Jack Asaad - jfa180002
Isabelle Villegas - iav180000
We have created two programs that would model results from a Logistic Regression and Naïve Bayes model. Each model uses the data from titanic.csv to predict the survival rate using either sex or multiple predictors.
Here are the results that were outputted to my terminal. It shows my x and y coefficients with a pretty low error and predicted the result of an inputted value. My values for accuracy, sensitivty, and specificity were pretty low but still around the 50% threshold.
Reading line 1
heading: pclass,survived,sex,age
Elapsed time during training: -1.66475e+09s
Final Coefficients are: x = 0.96978 y = 0.596811 error = 0.275034
Enter a value:
.00000025
The value predicted by the model= 0.969779
The class predicted by the model = 1
Accuracy: 0.563981
Sensitivity: 0.454545
Specificity: 0.586305
Closing file Boston.csv.
Upon predicting on Naïve Bayes we see the following.

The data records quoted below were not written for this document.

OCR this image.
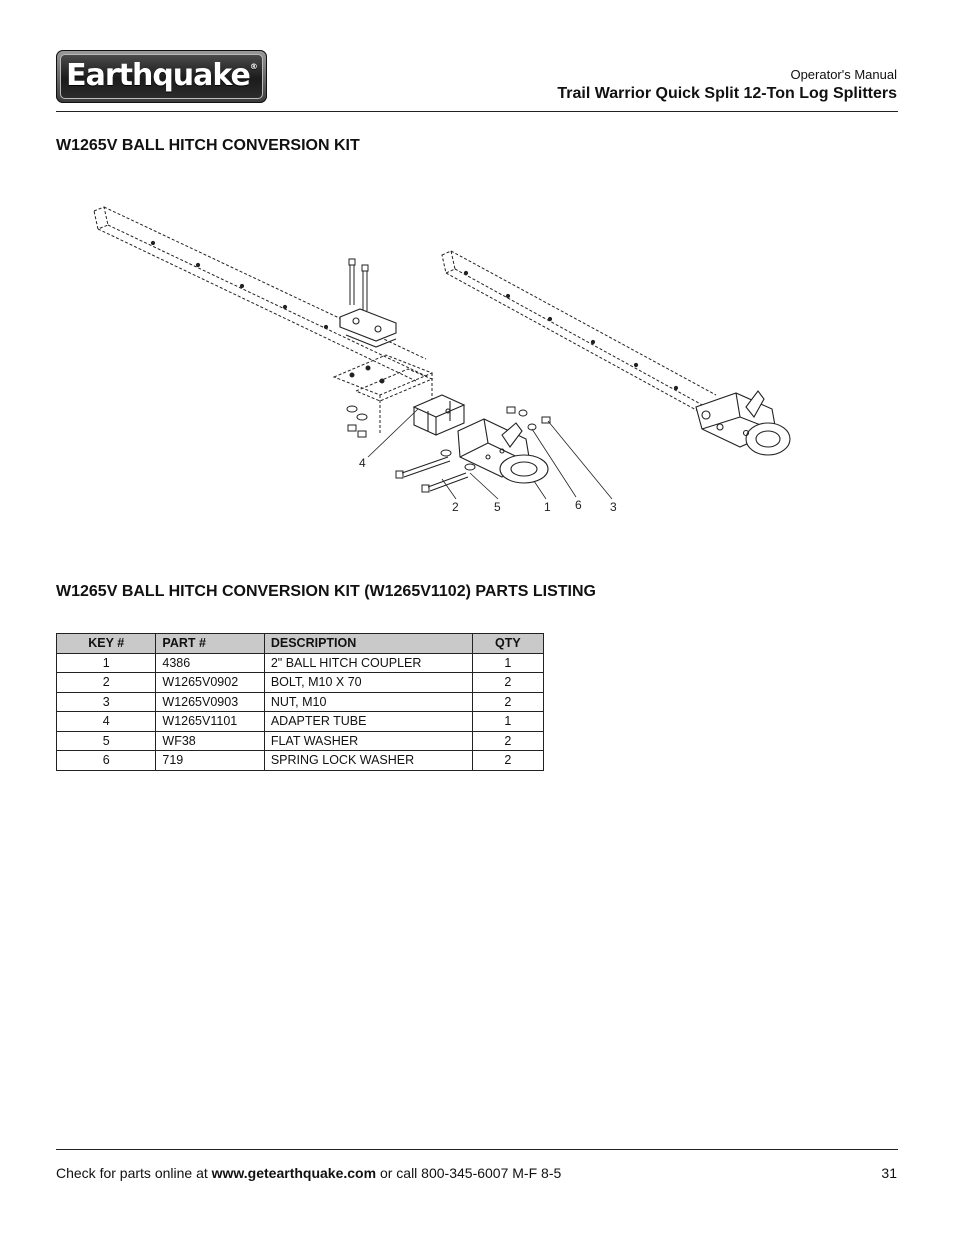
Earthquake®
Operator's Manual
Trail Warrior Quick Split 12-Ton Log Splitters
W1265V BALL HITCH CONVERSION KIT
4
2	5	1 6 3
W1265V BALL HITCH CONVERSION KIT (W1265V1102) PARTS LISTING
KEY #	PART #	DESCRIPTION	QTY
1	4386	2" BALL HITCH COUPLER	1
2	W1265V0902	BOLT, M10 X 70	2
3	W1265V0903	NUT, M10	2
4	W1265V1101	ADAPTER TUBE	1
5	WF38	FLAT WASHER	2
6	719	SPRING LOCK WASHER	2
Check for parts online at www.getearthquake.com or call 800-345-6007 M-F 8-5	31
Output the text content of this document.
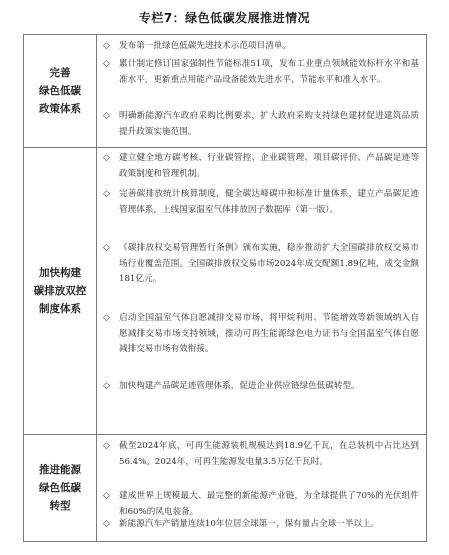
专栏7：绿色低碳发展推进情况
完善
绿色低碳
政策体系
◇ 发布第一批绿色低碳先进技术示范项目清单。
◇ 累计制定修订国家强制性节能标准51项，发布工业重点领域能效标杆水平和基准水平，更新重点用能产品设备能效先进水平、节能水平和准入水平。
◇ 明确新能源汽车政府采购比例要求，扩大政府采购支持绿色建材促进建筑品质提升政策实施范围。
加快构建
碳排放双控
制度体系
◇ 建立健全地方碳考核、行业碳管控、企业碳管理、项目碳评价、产品碳足迹等政策制度和管理机制。
◇ 完善碳排放统计核算制度，健全碳达峰碳中和标准计量体系，建立产品碳足迹管理体系，上线国家温室气体排放因子数据库（第一版）。
◇ 《碳排放权交易管理暂行条例》颁布实施，稳步推动扩大全国碳排放权交易市场行业覆盖范围。全国碳排放权交易市场2024年成交配额1.89亿吨，成交金额181亿元。
◇ 启动全国温室气体自愿减排交易市场，将甲烷利用、节能增效等新领域纳入自愿减排交易市场支持领域，推动可再生能源绿色电力证书与全国温室气体自愿减排交易市场有效衔接。
◇ 加快构建产品碳足迹管理体系，促进企业供应链绿色低碳转型。
推进能源
绿色低碳
转型
◇ 截至2024年底，可再生能源装机规模达到18.9亿千瓦，在总装机中占比达到56.4%。2024年，可再生能源发电量3.5万亿千瓦时。
◇ 建成世界上规模最大、最完整的新能源产业链，为全球提供了70%的光伏组件和60%的风电装备。
◇ 新能源汽车产销量连续10年位居全球第一，保有量占全球一半以上。
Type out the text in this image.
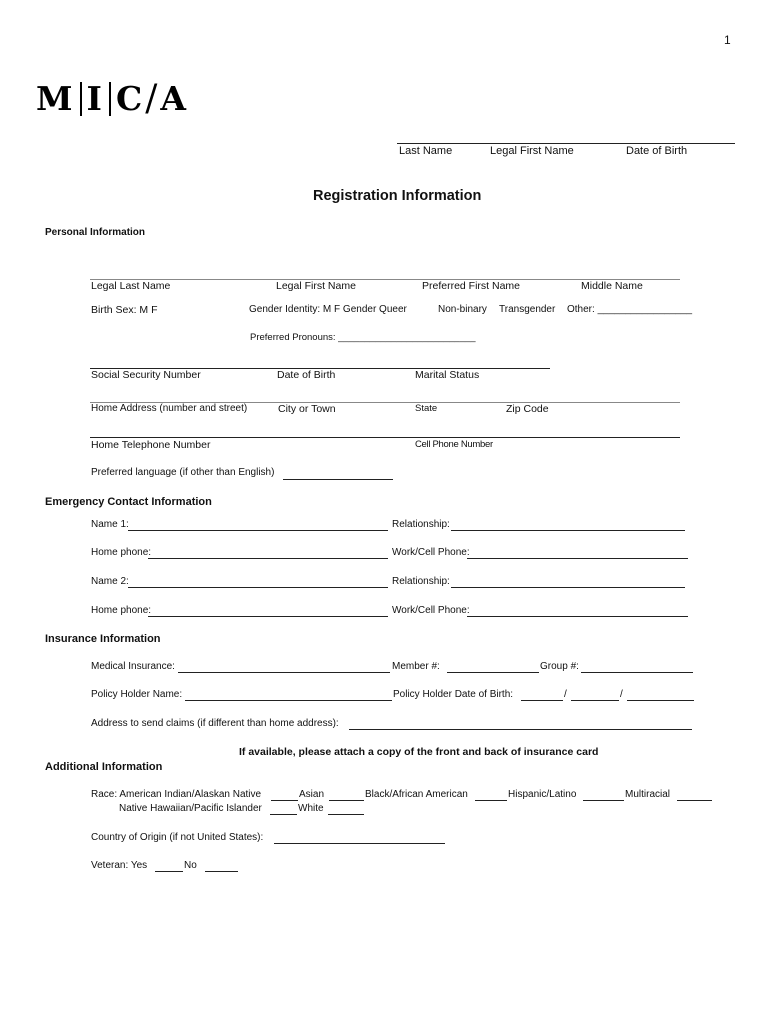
1
M I C / A
Last Name	Legal First Name	Date of Birth
Registration Information
Personal Information
Legal Last Name	Legal First Name	Preferred First Name	Middle Name
Birth Sex: M F	Gender Identity: M F Gender Queer	Non-binary Transgender Other: _________________
Preferred Pronouns: __________________________
Social Security Number	Date of Birth	Marital Status
Home Address (number and street)	City or Town	State	Zip Code
Home Telephone Number	Cell Phone Number
Preferred language (if other than English)
Emergency Contact Information
Name 1:	Relationship:
Home phone:	Work/Cell Phone:
Name 2:	Relationship:
Home phone:	Work/Cell Phone:
Insurance Information
Medical Insurance:	Member #:	Group #:
Policy Holder Name:	Policy Holder Date of Birth:	/	/
Address to send claims (if different than home address):
If available, please attach a copy of the front and back of insurance card
Additional Information
Race: American Indian/Alaskan Native	Asian	Black/African American	Hispanic/Latino	Multiracial
Native Hawaiian/Pacific Islander	White
Country of Origin (if not United States):
Veteran: Yes	No
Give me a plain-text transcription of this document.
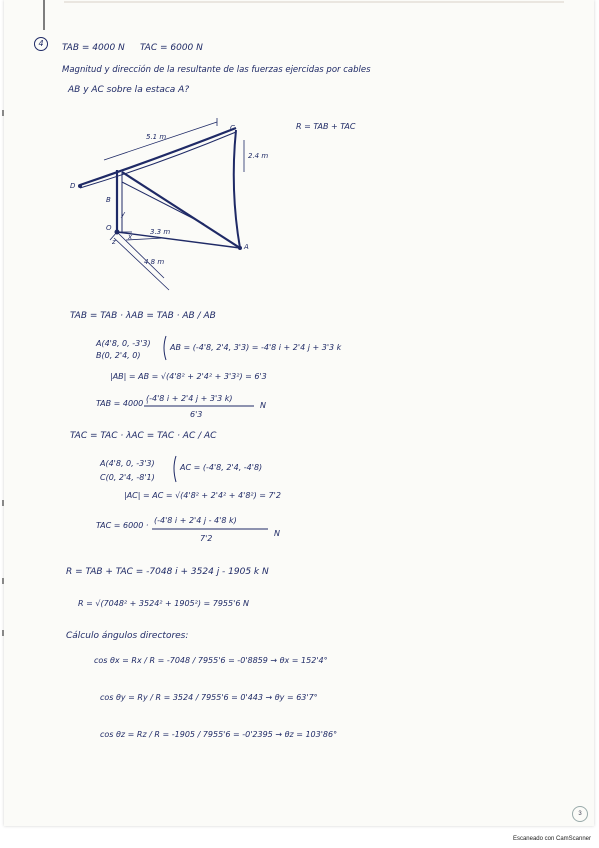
4	TAB = 4000 N TAC = 6000 N
Magnitud y dirección de la resultante de las fuerzas ejercidas por cables
AB y AC sobre la estaca A?
C
D
B
A
O
5.1 m
2.4 m
3.3 m
4.8 m
y
x
z
R = TAB + TAC
TAB = TAB · λAB = TAB · AB / AB
A(4'8, 0, -3'3)
B(0, 2'4, 0)
AB = (-4'8, 2'4, 3'3) = -4'8 i + 2'4 j + 3'3 k
|AB| = AB = √(4'8² + 2'4² + 3'3²) = 6'3
TAB = 4000 ·
(-4'8 i + 2'4 j + 3'3 k)
6'3
N
TAC = TAC · λAC = TAC · AC / AC
A(4'8, 0, -3'3)
C(0, 2'4, -8'1)
AC = (-4'8, 2'4, -4'8)
|AC| = AC = √(4'8² + 2'4² + 4'8²) = 7'2
TAC = 6000 ·
(-4'8 i + 2'4 j - 4'8 k)
7'2
N
R = TAB + TAC = -7048 i + 3524 j - 1905 k N
R = √(7048² + 3524² + 1905²) = 7955'6 N
Cálculo ángulos directores:
cos θx = Rx / R = -7048 / 7955'6 = -0'8859 → θx = 152'4°
cos θy = Ry / R = 3524 / 7955'6 = 0'443 → θy = 63'7°
cos θz = Rz / R = -1905 / 7955'6 = -0'2395 → θz = 103'86°
3
Escaneado con CamScanner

Raw Survival Probability = 0.740821
Raw Perish Probability = 0.259179
Discriminative Modifiers, which is associated with Logisitc Regression, will directly estimate the parameters of P(Y|X). Discriminative models are typically more efficient than generative models however. In regard to modifers though, the larger the data set becomes and the closer it gets to infinity the more similar the modifiers of both generative and discriminative become.
Generative Modifiers, opposingly is associated with Naïve Bayes and directly estimates the parameters of P(Y) and P(X|Y). Naïve Bayes, focuses essentially on the distribution of individual classes. If there is an outlier in the data set though, this will affect the accuracy of the model more so than a discriminative model. Naïve Bayes models do well with smaller data sets as opposed to the logisitc regression model, which gets better the bigger the data set gets.
Essentially, being reproducible in research in Machine Learning means being able to mimic a machine learning workflow in order to reach the same conclusion of the orignal work. It is incredibly crucial that each part of the machine learning process is well documented from the research in order for it to be replicated and replicated well lest it come to the wrong conclusion on different data. It is also important to be able to document well the machine learning process so that others can verify the same work to make sure that it was done well and that there were no errors in getting the results.
Several factors that stop research from being reproduced well can be hardware, computational power, training data, and smaller details like fine-tuning and new algorithm adopting. Joelle Pineau, a professor at McGill University, developed some methods that someone could use in order to make their research more reproducible such as having:
1. Clear description of Algorithm along with the complexity analysis
2. Links to data and dependencies
3. Description of data collection process and how samples were allocated (training, testing, and validation)
4. Methods used and results of those methods
5. Details on computing infrastrucure